Yeni yolculuklar sırasında bazı kavramlar çok önem kazandı, bunlardan en çok duyulanı “dayanıklılık” kavramı oldu. Bu yılmazlığı içeren, rüzgâr sonrası sağlam köklerle yerini bulmayı başaran ağaç anlatımıyla zihinde canlanabilen “dayanıklılık” kavramı hem çalışanlar için, hem yöneticiler için önemli hale geldi. Bu kelimenin önem kazanmasının en büyük nedenlerinden biri bunun geliştirilebilen bir beceri olduğuna dair fikirlerin çok baskın olmasıydı belki de. Burada hatırlanması gereken, dayanıklılık kavramının içerisinde tüm duyguların barındırması ve hepsine alan açılabiliyor olması. Yaşanan olayı yok saymak veya üstünden atlamak değil, tam tersine o olayın içinden geçmek ve sonrasında kendine baş edebilmek için fırsat tanımak. Özellikle önümüzdeki dönemde çok önemli bir liderlik özelliği olarak görüleceğini tüm araştırmalardan anladığımız bu kavramın doğru anlaşılması da bir o kadar faydalı olacaktır.

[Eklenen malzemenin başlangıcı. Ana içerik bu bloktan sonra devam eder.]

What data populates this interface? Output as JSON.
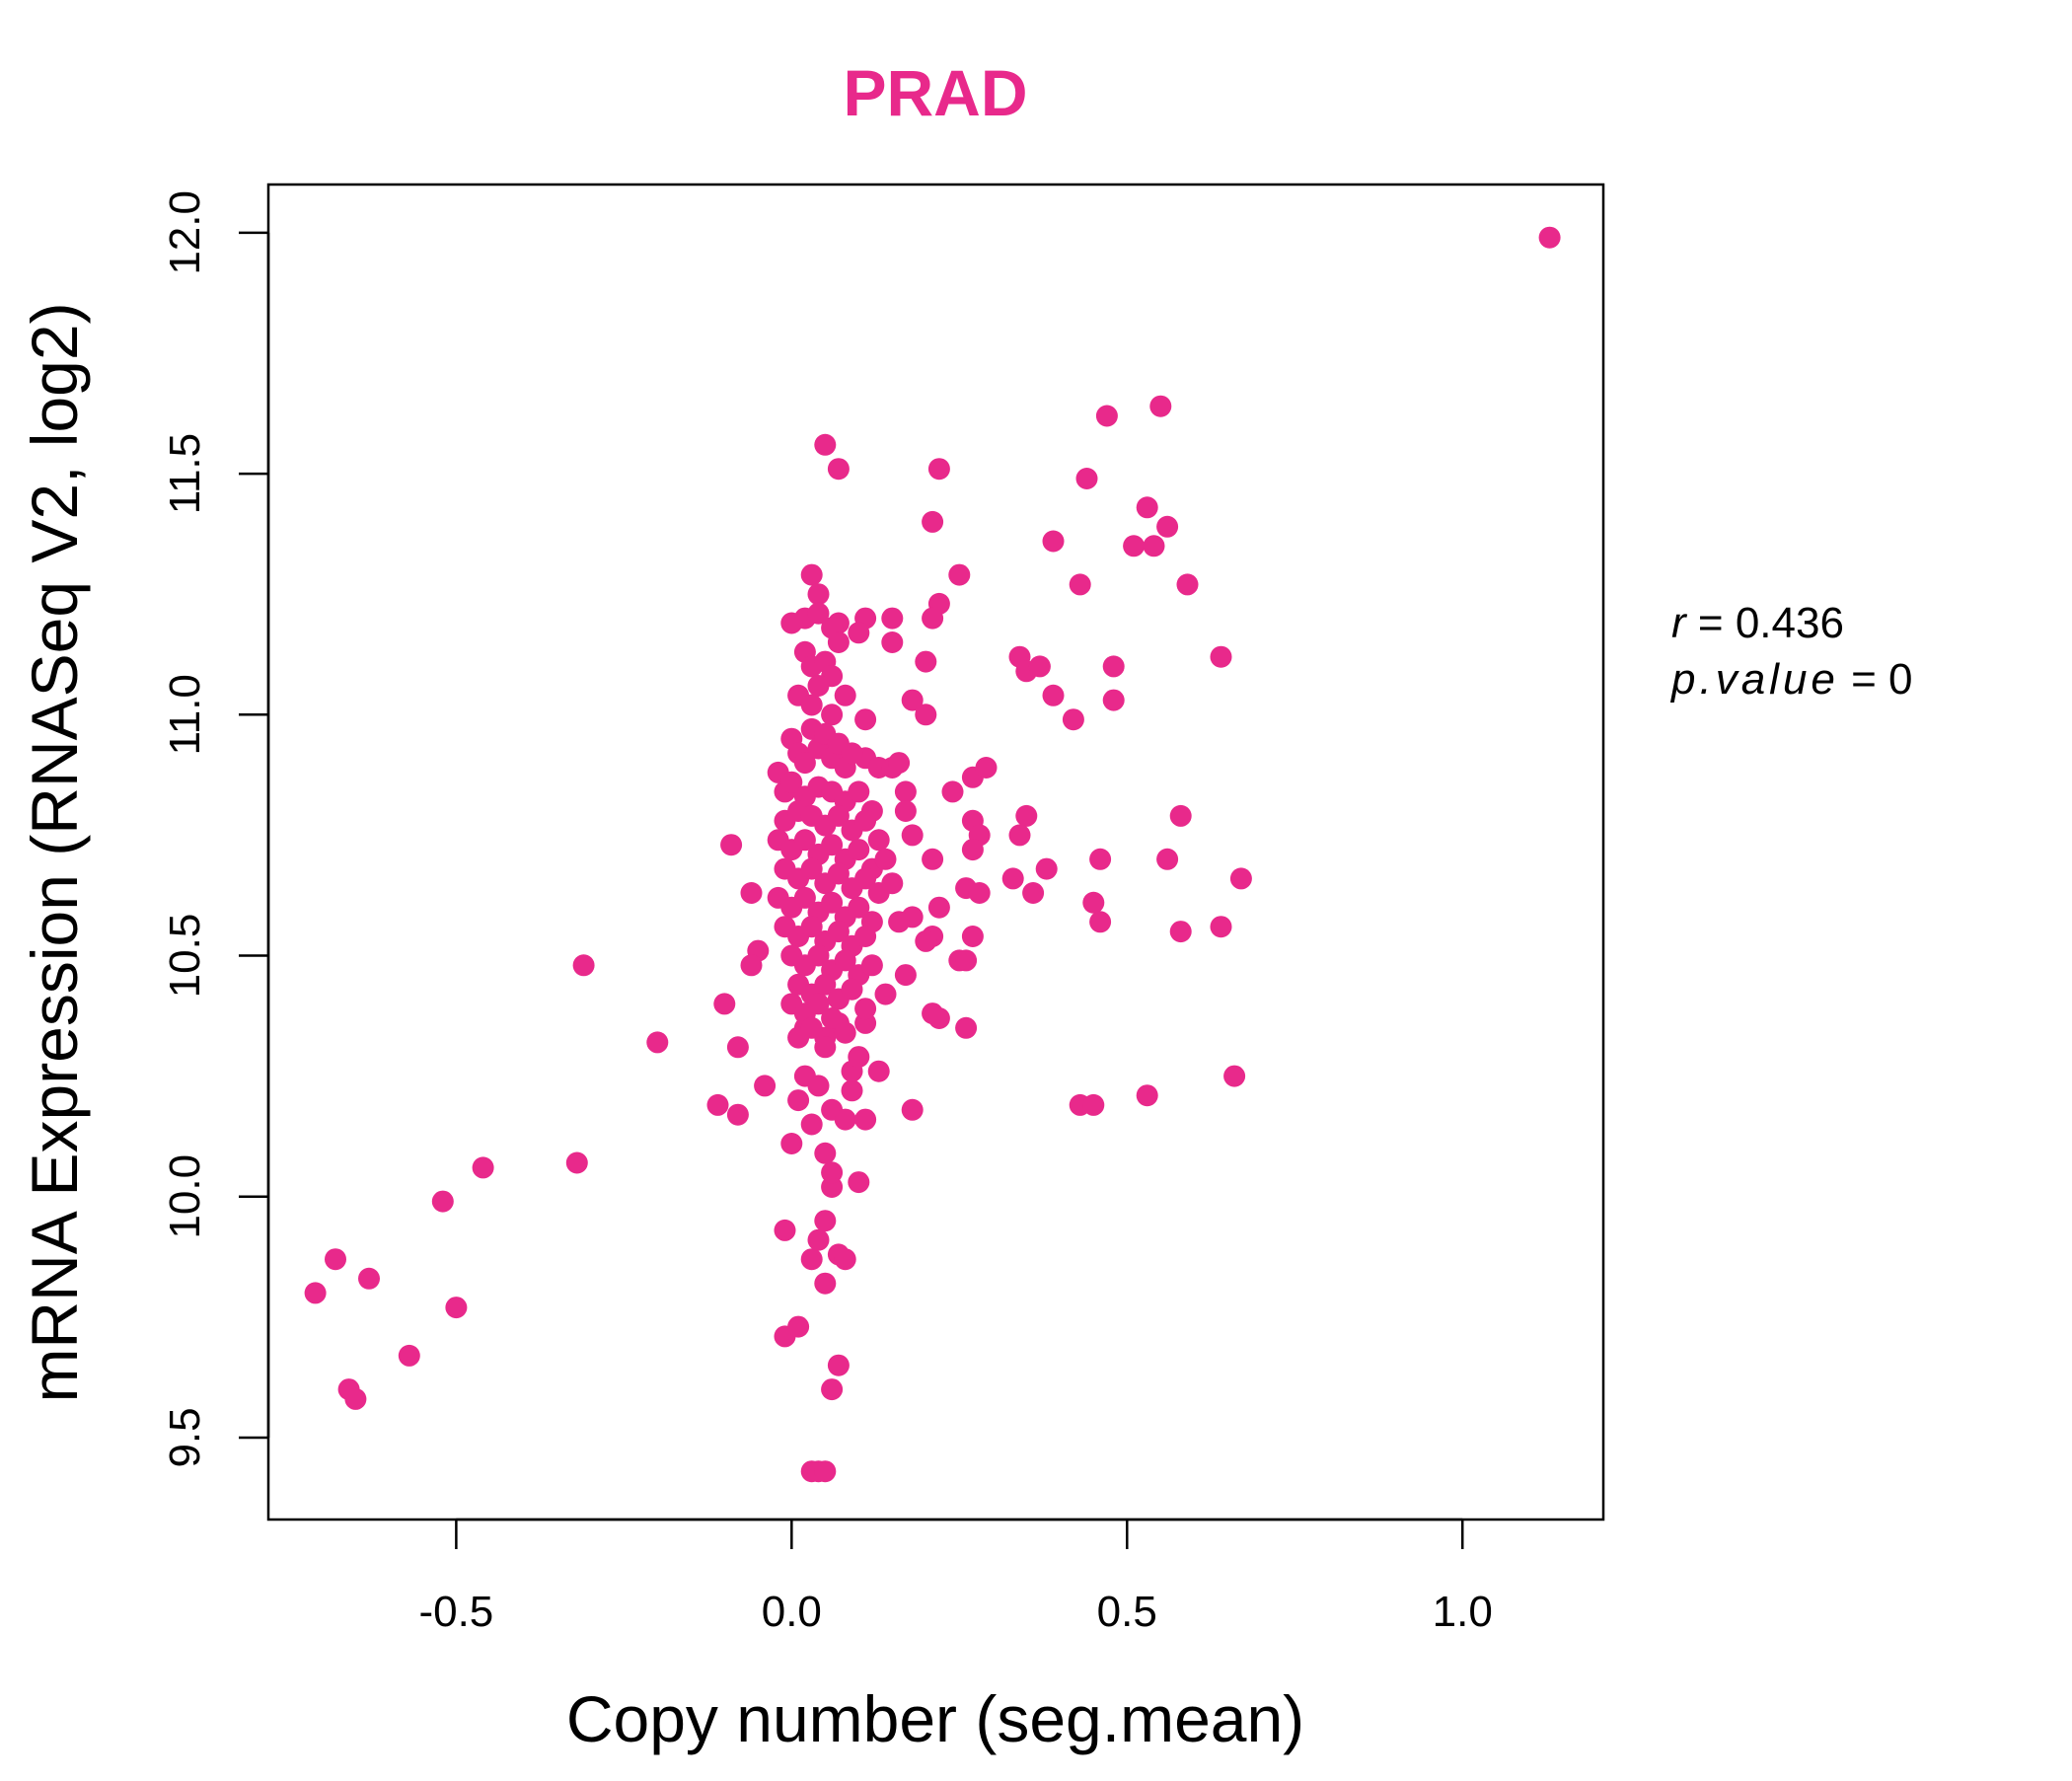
{
  "chart_data": {
    "type": "scatter",
    "title": "PRAD",
    "xlabel": "Copy number (seg.mean)",
    "ylabel": "mRNA Expression (RNASeq V2, log2)",
    "xlim": [
      -0.78,
      1.21
    ],
    "ylim": [
      9.33,
      12.1
    ],
    "xticks": [
      -0.5,
      0.0,
      0.5,
      1.0
    ],
    "xtick_labels": [
      "-0.5",
      "0.0",
      "0.5",
      "1.0"
    ],
    "yticks": [
      9.5,
      10.0,
      10.5,
      11.0,
      11.5,
      12.0
    ],
    "ytick_labels": [
      "9.5",
      "10.0",
      "10.5",
      "11.0",
      "11.5",
      "12.0"
    ],
    "grid": false,
    "color": "#e8298b",
    "stats": {
      "r_label": "r",
      "r_value": "0.436",
      "p_label": "p.value",
      "p_value": "0"
    },
    "points": [
      [
        1.13,
        11.99
      ],
      [
        0.55,
        11.64
      ],
      [
        0.47,
        11.62
      ],
      [
        0.44,
        11.49
      ],
      [
        0.53,
        11.43
      ],
      [
        0.56,
        11.39
      ],
      [
        0.51,
        11.35
      ],
      [
        0.54,
        11.35
      ],
      [
        0.59,
        11.27
      ],
      [
        0.43,
        11.27
      ],
      [
        0.39,
        11.36
      ],
      [
        0.64,
        11.12
      ],
      [
        0.48,
        11.1
      ],
      [
        0.34,
        11.12
      ],
      [
        0.35,
        11.09
      ],
      [
        0.37,
        11.1
      ],
      [
        0.39,
        11.04
      ],
      [
        0.42,
        10.99
      ],
      [
        0.48,
        11.03
      ],
      [
        0.35,
        10.79
      ],
      [
        0.58,
        10.79
      ],
      [
        0.34,
        10.75
      ],
      [
        0.46,
        10.7
      ],
      [
        0.56,
        10.7
      ],
      [
        0.38,
        10.68
      ],
      [
        0.33,
        10.66
      ],
      [
        0.36,
        10.63
      ],
      [
        0.67,
        10.66
      ],
      [
        0.45,
        10.61
      ],
      [
        0.46,
        10.57
      ],
      [
        0.58,
        10.55
      ],
      [
        0.64,
        10.56
      ],
      [
        0.43,
        10.19
      ],
      [
        0.45,
        10.19
      ],
      [
        0.53,
        10.21
      ],
      [
        0.66,
        10.25
      ],
      [
        0.05,
        11.56
      ],
      [
        0.07,
        11.51
      ],
      [
        0.22,
        11.51
      ],
      [
        0.21,
        11.4
      ],
      [
        0.25,
        11.29
      ],
      [
        0.22,
        11.23
      ],
      [
        0.21,
        11.2
      ],
      [
        0.15,
        11.2
      ],
      [
        0.11,
        11.2
      ],
      [
        0.07,
        11.19
      ],
      [
        0.1,
        11.17
      ],
      [
        0.15,
        11.15
      ],
      [
        0.2,
        11.11
      ],
      [
        0.18,
        11.03
      ],
      [
        0.2,
        11.0
      ],
      [
        0.11,
        10.91
      ],
      [
        0.13,
        10.89
      ],
      [
        0.15,
        10.89
      ],
      [
        0.16,
        10.9
      ],
      [
        0.27,
        10.87
      ],
      [
        0.29,
        10.89
      ],
      [
        0.24,
        10.84
      ],
      [
        0.17,
        10.84
      ],
      [
        0.17,
        10.8
      ],
      [
        0.27,
        10.78
      ],
      [
        0.28,
        10.75
      ],
      [
        0.18,
        10.75
      ],
      [
        0.21,
        10.7
      ],
      [
        0.27,
        10.72
      ],
      [
        0.26,
        10.64
      ],
      [
        0.28,
        10.63
      ],
      [
        0.22,
        10.6
      ],
      [
        0.18,
        10.58
      ],
      [
        0.16,
        10.57
      ],
      [
        0.21,
        10.54
      ],
      [
        0.2,
        10.53
      ],
      [
        0.27,
        10.54
      ],
      [
        0.25,
        10.49
      ],
      [
        0.26,
        10.49
      ],
      [
        0.17,
        10.46
      ],
      [
        0.14,
        10.42
      ],
      [
        0.21,
        10.38
      ],
      [
        0.22,
        10.37
      ],
      [
        0.26,
        10.35
      ],
      [
        0.13,
        10.26
      ],
      [
        0.18,
        10.18
      ],
      [
        0.11,
        10.36
      ],
      [
        0.11,
        10.39
      ],
      [
        -0.09,
        10.73
      ],
      [
        -0.06,
        10.63
      ],
      [
        -0.05,
        10.51
      ],
      [
        -0.06,
        10.48
      ],
      [
        -0.1,
        10.4
      ],
      [
        -0.08,
        10.31
      ],
      [
        -0.04,
        10.23
      ],
      [
        -0.11,
        10.19
      ],
      [
        -0.08,
        10.17
      ],
      [
        -0.2,
        10.32
      ],
      [
        -0.31,
        10.48
      ],
      [
        -0.32,
        10.07
      ],
      [
        -0.46,
        10.06
      ],
      [
        -0.52,
        9.99
      ],
      [
        -0.5,
        9.77
      ],
      [
        -0.57,
        9.67
      ],
      [
        -0.63,
        9.83
      ],
      [
        -0.68,
        9.87
      ],
      [
        -0.71,
        9.8
      ],
      [
        -0.66,
        9.6
      ],
      [
        -0.65,
        9.58
      ],
      [
        0.0,
        10.11
      ],
      [
        -0.01,
        9.93
      ],
      [
        -0.01,
        9.71
      ],
      [
        0.01,
        9.73
      ],
      [
        0.03,
        9.87
      ],
      [
        0.04,
        9.91
      ],
      [
        0.05,
        9.95
      ],
      [
        0.05,
        9.82
      ],
      [
        0.06,
        10.02
      ],
      [
        0.06,
        10.05
      ],
      [
        0.07,
        9.65
      ],
      [
        0.06,
        9.6
      ],
      [
        0.07,
        9.88
      ],
      [
        0.08,
        9.87
      ],
      [
        0.03,
        9.43
      ],
      [
        0.04,
        9.43
      ],
      [
        0.05,
        9.43
      ],
      [
        0.1,
        10.03
      ],
      [
        0.05,
        10.09
      ],
      [
        0.03,
        10.15
      ],
      [
        0.06,
        10.18
      ],
      [
        0.08,
        10.16
      ],
      [
        0.11,
        10.16
      ],
      [
        0.01,
        10.2
      ],
      [
        0.02,
        10.25
      ],
      [
        0.04,
        10.23
      ],
      [
        0.09,
        10.22
      ],
      [
        0.09,
        10.26
      ],
      [
        0.1,
        10.29
      ],
      [
        0.02,
        10.35
      ],
      [
        0.05,
        10.33
      ],
      [
        0.07,
        10.36
      ],
      [
        0.03,
        11.29
      ],
      [
        0.04,
        11.25
      ],
      [
        0.02,
        11.2
      ],
      [
        0.06,
        11.18
      ],
      [
        0.0,
        11.19
      ],
      [
        0.04,
        11.21
      ],
      [
        0.07,
        11.15
      ],
      [
        0.02,
        11.13
      ],
      [
        0.03,
        11.1
      ],
      [
        0.05,
        11.11
      ],
      [
        0.06,
        11.08
      ],
      [
        0.04,
        11.06
      ],
      [
        0.08,
        11.04
      ],
      [
        0.01,
        11.04
      ],
      [
        0.03,
        11.02
      ],
      [
        0.06,
        11.0
      ],
      [
        0.11,
        10.99
      ]
    ],
    "dense_cluster": {
      "note": "core cluster near x=0.05, y=10.7",
      "points": [
        [
          0.0,
          10.95
        ],
        [
          0.01,
          10.92
        ],
        [
          0.02,
          10.9
        ],
        [
          0.03,
          10.97
        ],
        [
          0.04,
          10.93
        ],
        [
          0.05,
          10.96
        ],
        [
          0.06,
          10.91
        ],
        [
          0.07,
          10.94
        ],
        [
          0.08,
          10.89
        ],
        [
          0.09,
          10.92
        ],
        [
          -0.02,
          10.88
        ],
        [
          -0.01,
          10.84
        ],
        [
          0.0,
          10.86
        ],
        [
          0.02,
          10.83
        ],
        [
          0.04,
          10.85
        ],
        [
          0.06,
          10.84
        ],
        [
          0.08,
          10.82
        ],
        [
          0.1,
          10.84
        ],
        [
          0.12,
          10.8
        ],
        [
          -0.01,
          10.78
        ],
        [
          0.01,
          10.8
        ],
        [
          0.03,
          10.79
        ],
        [
          0.05,
          10.77
        ],
        [
          0.07,
          10.79
        ],
        [
          0.09,
          10.76
        ],
        [
          0.11,
          10.78
        ],
        [
          0.13,
          10.74
        ],
        [
          -0.02,
          10.74
        ],
        [
          0.0,
          10.72
        ],
        [
          0.02,
          10.74
        ],
        [
          0.04,
          10.71
        ],
        [
          0.06,
          10.73
        ],
        [
          0.08,
          10.7
        ],
        [
          0.1,
          10.72
        ],
        [
          0.12,
          10.68
        ],
        [
          0.14,
          10.7
        ],
        [
          -0.01,
          10.68
        ],
        [
          0.01,
          10.66
        ],
        [
          0.03,
          10.68
        ],
        [
          0.05,
          10.65
        ],
        [
          0.07,
          10.67
        ],
        [
          0.09,
          10.64
        ],
        [
          0.11,
          10.66
        ],
        [
          0.13,
          10.63
        ],
        [
          0.15,
          10.65
        ],
        [
          -0.02,
          10.62
        ],
        [
          0.0,
          10.6
        ],
        [
          0.02,
          10.62
        ],
        [
          0.04,
          10.59
        ],
        [
          0.06,
          10.61
        ],
        [
          0.08,
          10.58
        ],
        [
          0.1,
          10.6
        ],
        [
          0.12,
          10.57
        ],
        [
          -0.01,
          10.56
        ],
        [
          0.01,
          10.54
        ],
        [
          0.03,
          10.56
        ],
        [
          0.05,
          10.53
        ],
        [
          0.07,
          10.55
        ],
        [
          0.09,
          10.52
        ],
        [
          0.11,
          10.54
        ],
        [
          0.0,
          10.5
        ],
        [
          0.02,
          10.48
        ],
        [
          0.04,
          10.5
        ],
        [
          0.06,
          10.47
        ],
        [
          0.08,
          10.49
        ],
        [
          0.1,
          10.46
        ],
        [
          0.12,
          10.48
        ],
        [
          0.01,
          10.44
        ],
        [
          0.03,
          10.42
        ],
        [
          0.05,
          10.44
        ],
        [
          0.07,
          10.41
        ],
        [
          0.09,
          10.43
        ],
        [
          0.0,
          10.4
        ],
        [
          0.02,
          10.38
        ],
        [
          0.04,
          10.4
        ],
        [
          0.06,
          10.37
        ],
        [
          0.01,
          10.33
        ],
        [
          0.03,
          10.35
        ],
        [
          0.05,
          10.31
        ],
        [
          0.08,
          10.34
        ]
      ]
    }
  }
}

Bir diğer kavram ise “esneklik” kavramı. Esnek çalışma saatleri, esnek ev kuralları veya esnek planlamalar bir anda eskisinden daha çok yer almaya başladı herkesin hayatında. Tabii önce uyum sağlamak zor oldu bazılarımız için, “esneklik” kavramı kimileri için daha yorucu oldu. Sonrasında biraz daha anlaşılır hale gelse de bu konuda çalışmaya devam etmek gerekiyor. Bu zor süreç gösterdi ki “esneklik” de öğrenilebilen ve gelişebilen bir beceri. İş hayatında takımların başarısının artması için, güncel gelişmeleri yakalamak ve yeni fırsatları görebilmek için gereken bir beceri olarak gösterdi çalışmalar esnekliği. Yakın dönemde iş hayatında en etkin eğitimlerin de bu kavramdan çıkması gerekeceğini söyleyebiliriz. Artık her gün değiştiğini kabul ettiğimiz dünyaya uygun eğitimlere daha da fazla yer verilecek ve çalışanların ihtiyacı olan becerilere göre yönlendirildikleri eğitimler daha kıymetli olacak gibi duruyor. Tabii öncelik, ekip arkadaşlarını tanıyan ve farkındalıklarına göre büyümelerine yön veren yönetimlerin git gide artması yönünde olacak.
Bazılarımızın korkularının devam edeceğini, bazılarımızın mantıklı taraflarına tutunacağını, bazılarımızın hayatını, düzenini sorulayacağını ve bazılarımızın da akla gelmeyecek birçok şekilde bu pandemiyle baş etmeye çalışacağını unutmamamız gereken bir dönemdeyiz. Ancak hayata yeniden karışmaya, eskiye benzeyen düzenlere dönmeye çalışırken her bireyin bu güçlü travmatik olaydan farklı farklı etkilenmiş olabileceğini kendimize sıklıkla hatırlatmalıyız.